4 New Feature in Network Flow

In this section, we are going to describe details on utilizing the new features extracted by our online system and explaination on improving MOT performance with solving network flow problem.

The min-cost network flow paradigm to solve MOT problem in [8] was formulated as,

$$\begin{aligned} \begin{aligned} \mathcal {F}^{*} =\mathop {\mathrm{argmin}}\limits _{\mathcal {F}}&\sum _{i}C_{in}(i)f_{in}(i)+\sum _{i}C_{out}(i)f_{out}(i) \\&+ \sum _{i}C_{det}(i)f_{det}(i)+\sum _{i,j}C_{t}(i,j)f_{t}(i,j) \end{aligned} \end{aligned}$$
(7)

where the total flow set \(\mathcal {F}\) is a solution of all the indicator variables \(f_{in}(i)\), \(f_{out}(i)\), \(f_{det}(i)\), \(f_{t}(i,j)\) in the network. \(f_{in}(i)\), \(f_{out}(i)\) and \(f_{det}(i)\) indicate whether detection i is a start or an end or belongs to a trajectory respectively. For each trajectory, \(f_{t}(i,j)\) determines whether detection j is right behind detection i. Costs \(C_{in}(i)\) and \(C_{out}(i)\) define the probability of a target belongs to the start or end of one trajectory. The detection cost \(C_{det}(i)\) is linked to the score that detection i was given by the detector. It represents a confidence of whether the target is a real one. \(C_{t}(i,j)\), as the connection cost, describes the probability of two detections i and j belong to the same trajectory.
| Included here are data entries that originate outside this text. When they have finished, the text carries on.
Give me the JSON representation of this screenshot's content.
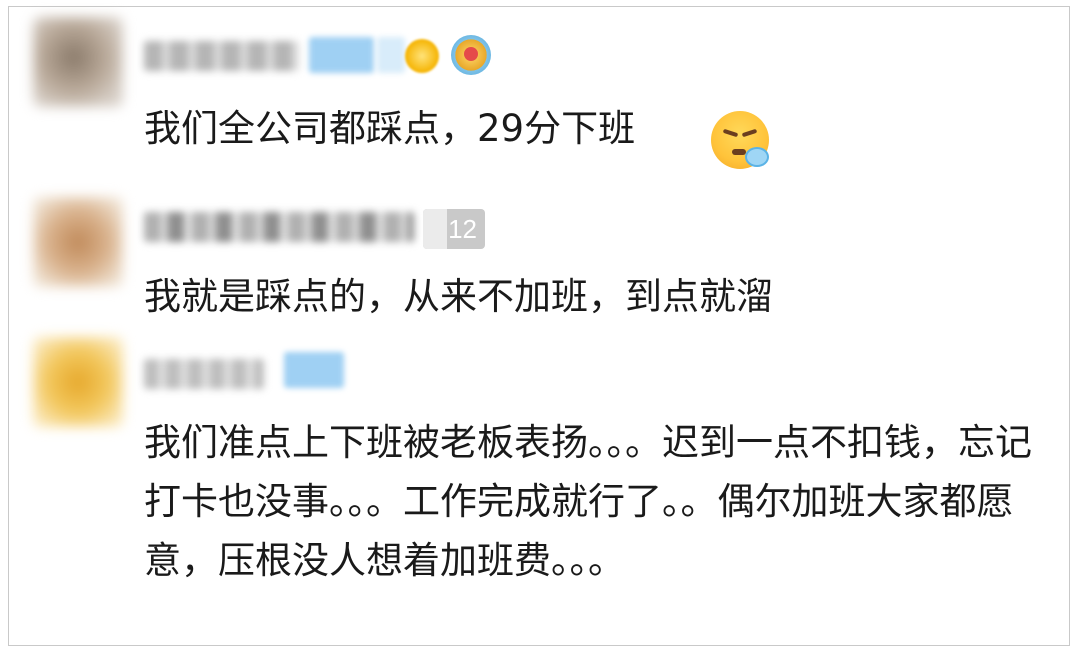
{
  "comments": [
    {
      "text": "我们全公司都踩点，29分下班",
      "emoji_icon": "sleepy-face-emoji"
    },
    {
      "level": "12",
      "text": "我就是踩点的，从来不加班，到点就溜"
    },
    {
      "text": "我们准点上下班被老板表扬。。。迟到一点不扣钱，忘记打卡也没事。。。工作完成就行了。。偶尔加班大家都愿意，压根没人想着加班费。。。"
    }
  ]
}
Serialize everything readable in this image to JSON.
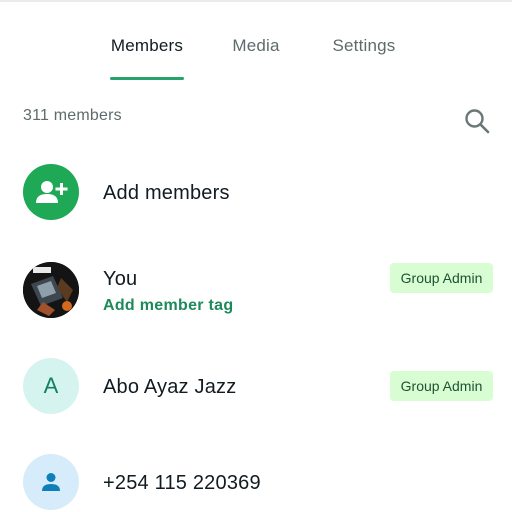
{
  "tabs": [
    {
      "label": "Members",
      "active": true
    },
    {
      "label": "Media",
      "active": false
    },
    {
      "label": "Settings",
      "active": false
    }
  ],
  "members_count": "311 members",
  "search": {
    "icon": "search-icon"
  },
  "add_members": {
    "label": "Add members",
    "icon": "person-add-icon"
  },
  "members": [
    {
      "name": "You",
      "subtitle": "Add member tag",
      "badge": "Group Admin",
      "avatar": "photo"
    },
    {
      "name": "Abo Ayaz Jazz",
      "badge": "Group Admin",
      "avatar_letter": "A"
    },
    {
      "name": "+254 115 220369",
      "avatar": "person-icon"
    }
  ],
  "colors": {
    "accent": "#25a36a",
    "add_avatar_bg": "#1fa855",
    "badge_bg": "#d9fdd3",
    "badge_text": "#1f5132",
    "letter_avatar_bg": "#d5f4f0",
    "person_avatar_bg": "#d6ecfa"
  }
}
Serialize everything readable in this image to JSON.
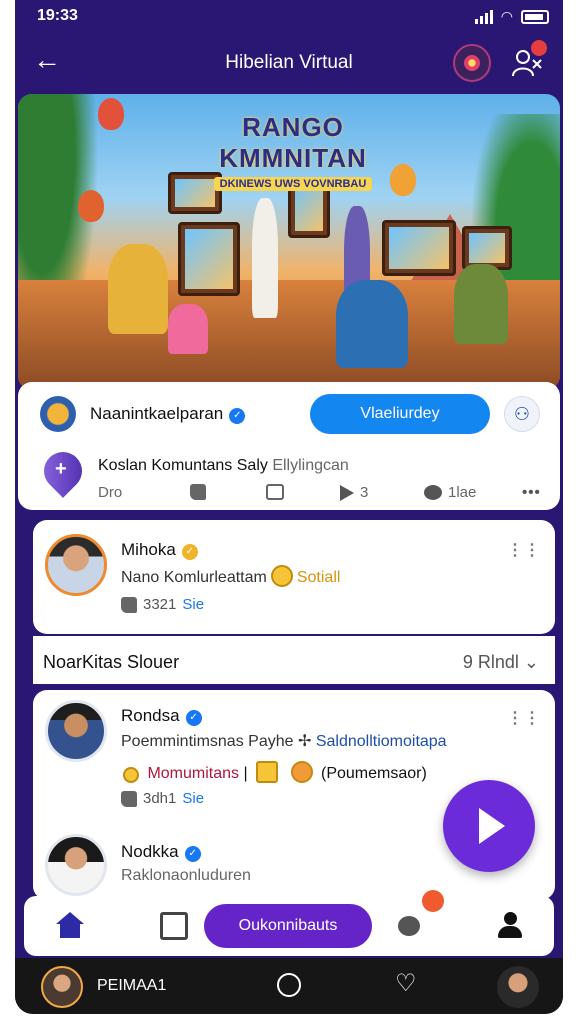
{
  "status_bar": {
    "time": "19:33"
  },
  "app_bar": {
    "title": "Hibelian Virtual",
    "back_icon": "back-arrow-icon",
    "notification_badge": ""
  },
  "hero": {
    "banner_title": "RANGO KMMNITAN",
    "banner_subtitle": "DKINEWS UWS VOVNRBAU"
  },
  "post": {
    "page_name": "Naanintkaelparan",
    "follow_label": "Vlaeliurdey",
    "title": "Koslan Komuntans Saly",
    "title_extra": "Ellylingcan",
    "actions": {
      "reactions_label": "Dro",
      "share_count": "3",
      "comment_label": "1lae"
    }
  },
  "comment": {
    "name": "Mihoka",
    "text": "Nano Komlurleattam",
    "highlight": "Sotiall",
    "likes": "3321",
    "reply_label": "Sie"
  },
  "section": {
    "title": "NoarKitas Slouer",
    "filter_count": "9",
    "filter_label": "Rlndl"
  },
  "feed": [
    {
      "name": "Rondsa",
      "line1": "Poemmintimsnas Payhe",
      "line1_link": "Saldnolltiomoitapa",
      "line2_red": "Momumitans",
      "line2_end": "(Poumemsaor)",
      "likes": "3dh1",
      "reply_label": "Sie"
    },
    {
      "name": "Nodkka",
      "sub": "Raklonaonluduren"
    }
  ],
  "tab_bar": {
    "center_label": "Oukonnibauts"
  },
  "system_bar": {
    "label": "PEIMAA1"
  },
  "colors": {
    "app_background": "#2a1773",
    "accent_blue": "#1486ef",
    "accent_purple": "#6524c8",
    "verified_blue": "#1877f2"
  }
}
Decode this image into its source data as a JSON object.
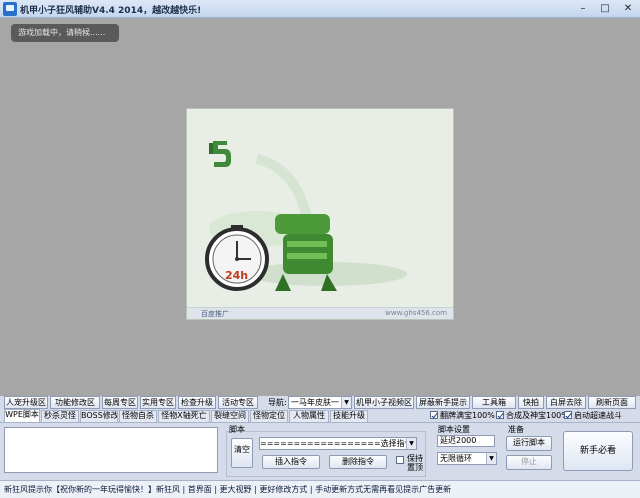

In [8], all the costs \(C_{in}(i)\), \(C_{out}(i)\), \(C_{det}(i)\) and \(C_{t}(i,j)\) are defined with off-line trained certain values. With the specificity of each video sequences, constant costs will end up with solutions which are not very robust. They can not adjust diverse kinds of MOT scenes. In addition, [8] only use some arbitrary or simply considered constraints to shrink the solution space down. For example, some edges from detection i to j in the network are deleted when detection j is not at the next frame or has no space overlap with detection i. These measures indeed speeds up the algorithm to find optimal flow effectively, but may ignore better result for the reason of over simple and tough constraints.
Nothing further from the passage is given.